Out of the Telechasm

Coverage Type: 

OUT OF THE TELECHASM
[SOURCE: Wall Street Journal, AUTHOR: Editorial Staff]
[Commentary] Ten years after Congress declared it was "deregulating" the telecom industry, our Representatives and Senators are at it again. Both Houses of Congress are drawing up legislation to address some of the absurdities that resulted from the last effort at reform. The WSJ would like to report this as a hopeful sign. But this is Congress, and aside from one noble if likely doomed effort by Senator Jim DeMint (R-SC), the prospects don't look bright. DeMint has drafted legislation to sweep away conflicting and nonsensical regulatory regimes and treat telecom the way it ought to be treated -- like any other competitive industry. It says, in effect, that telecom companies should be regulated on the basis of fair competition standards used everywhere else in the economy. Rather than trying to legislate competitive outcomes, as the 1996 Telecommunications Act did, Congress could allow open-field running save for anyone who violates antitrust rules.
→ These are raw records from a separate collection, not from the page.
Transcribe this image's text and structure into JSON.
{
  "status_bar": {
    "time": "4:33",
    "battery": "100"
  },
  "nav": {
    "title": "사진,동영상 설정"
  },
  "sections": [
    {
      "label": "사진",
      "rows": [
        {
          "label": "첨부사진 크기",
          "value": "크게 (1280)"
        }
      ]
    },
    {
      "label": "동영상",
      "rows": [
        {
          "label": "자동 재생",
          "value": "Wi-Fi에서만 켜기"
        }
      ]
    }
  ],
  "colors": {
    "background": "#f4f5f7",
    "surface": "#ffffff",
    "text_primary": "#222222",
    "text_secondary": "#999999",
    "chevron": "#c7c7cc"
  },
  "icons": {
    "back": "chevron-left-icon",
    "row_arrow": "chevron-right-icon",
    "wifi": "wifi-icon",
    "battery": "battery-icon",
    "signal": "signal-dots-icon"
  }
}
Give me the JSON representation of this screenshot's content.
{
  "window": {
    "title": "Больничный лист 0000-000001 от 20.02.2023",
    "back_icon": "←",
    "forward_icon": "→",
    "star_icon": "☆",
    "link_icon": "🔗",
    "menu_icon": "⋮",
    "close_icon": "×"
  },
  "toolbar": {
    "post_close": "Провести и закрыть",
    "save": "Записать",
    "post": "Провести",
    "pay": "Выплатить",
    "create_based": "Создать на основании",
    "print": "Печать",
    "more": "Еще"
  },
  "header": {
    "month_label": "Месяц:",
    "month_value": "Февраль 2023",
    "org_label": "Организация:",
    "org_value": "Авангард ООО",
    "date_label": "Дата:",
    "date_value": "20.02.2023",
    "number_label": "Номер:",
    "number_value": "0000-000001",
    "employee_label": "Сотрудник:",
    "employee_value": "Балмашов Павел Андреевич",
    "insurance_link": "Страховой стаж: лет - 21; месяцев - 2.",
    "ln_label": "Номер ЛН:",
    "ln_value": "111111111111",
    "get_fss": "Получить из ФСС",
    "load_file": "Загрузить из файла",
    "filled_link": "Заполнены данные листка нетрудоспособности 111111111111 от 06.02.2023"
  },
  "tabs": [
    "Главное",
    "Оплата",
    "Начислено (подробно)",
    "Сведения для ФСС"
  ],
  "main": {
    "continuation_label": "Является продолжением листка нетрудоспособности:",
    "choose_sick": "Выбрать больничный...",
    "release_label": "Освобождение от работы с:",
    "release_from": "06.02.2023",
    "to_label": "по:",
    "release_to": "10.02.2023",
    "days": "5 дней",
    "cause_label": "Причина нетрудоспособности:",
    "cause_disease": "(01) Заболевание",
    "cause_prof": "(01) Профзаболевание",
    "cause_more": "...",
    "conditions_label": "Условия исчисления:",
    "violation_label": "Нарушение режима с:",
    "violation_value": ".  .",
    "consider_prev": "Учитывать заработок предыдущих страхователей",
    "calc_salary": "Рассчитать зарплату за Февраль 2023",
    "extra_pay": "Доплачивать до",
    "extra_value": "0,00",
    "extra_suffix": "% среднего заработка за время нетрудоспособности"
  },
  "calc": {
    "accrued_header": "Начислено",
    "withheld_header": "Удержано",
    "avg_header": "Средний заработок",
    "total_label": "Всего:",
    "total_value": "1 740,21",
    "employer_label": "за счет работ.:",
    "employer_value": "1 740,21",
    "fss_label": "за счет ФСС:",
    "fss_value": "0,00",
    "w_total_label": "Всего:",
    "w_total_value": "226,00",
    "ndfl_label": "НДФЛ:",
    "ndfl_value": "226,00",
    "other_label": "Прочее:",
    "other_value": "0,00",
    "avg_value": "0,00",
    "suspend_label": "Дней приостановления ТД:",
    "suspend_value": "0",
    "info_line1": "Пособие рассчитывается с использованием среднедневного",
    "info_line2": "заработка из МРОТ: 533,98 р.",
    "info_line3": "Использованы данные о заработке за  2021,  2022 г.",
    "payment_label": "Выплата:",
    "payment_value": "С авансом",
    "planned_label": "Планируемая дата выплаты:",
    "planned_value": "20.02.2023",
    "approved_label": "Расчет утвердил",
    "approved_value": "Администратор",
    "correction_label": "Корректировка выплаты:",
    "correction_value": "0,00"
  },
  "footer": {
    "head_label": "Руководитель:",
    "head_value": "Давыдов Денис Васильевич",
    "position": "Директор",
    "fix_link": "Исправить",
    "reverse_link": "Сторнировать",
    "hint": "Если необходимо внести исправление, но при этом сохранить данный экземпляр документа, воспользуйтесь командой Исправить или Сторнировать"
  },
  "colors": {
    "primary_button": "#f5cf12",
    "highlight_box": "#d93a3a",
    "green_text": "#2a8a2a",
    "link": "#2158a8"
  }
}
For years, regulators and "consumer advocates" have argued that telecom is "too important" to be left to market forces. Something like the opposite is closer to the truth. In a digital age, telecom is too important for policy to hinge on arbitrary distinctions between "information" and "telecommunications," or to be held hostage to thousands of rent-seeking municipal agencies. It's time for a rethink, and the more fundamental, the better.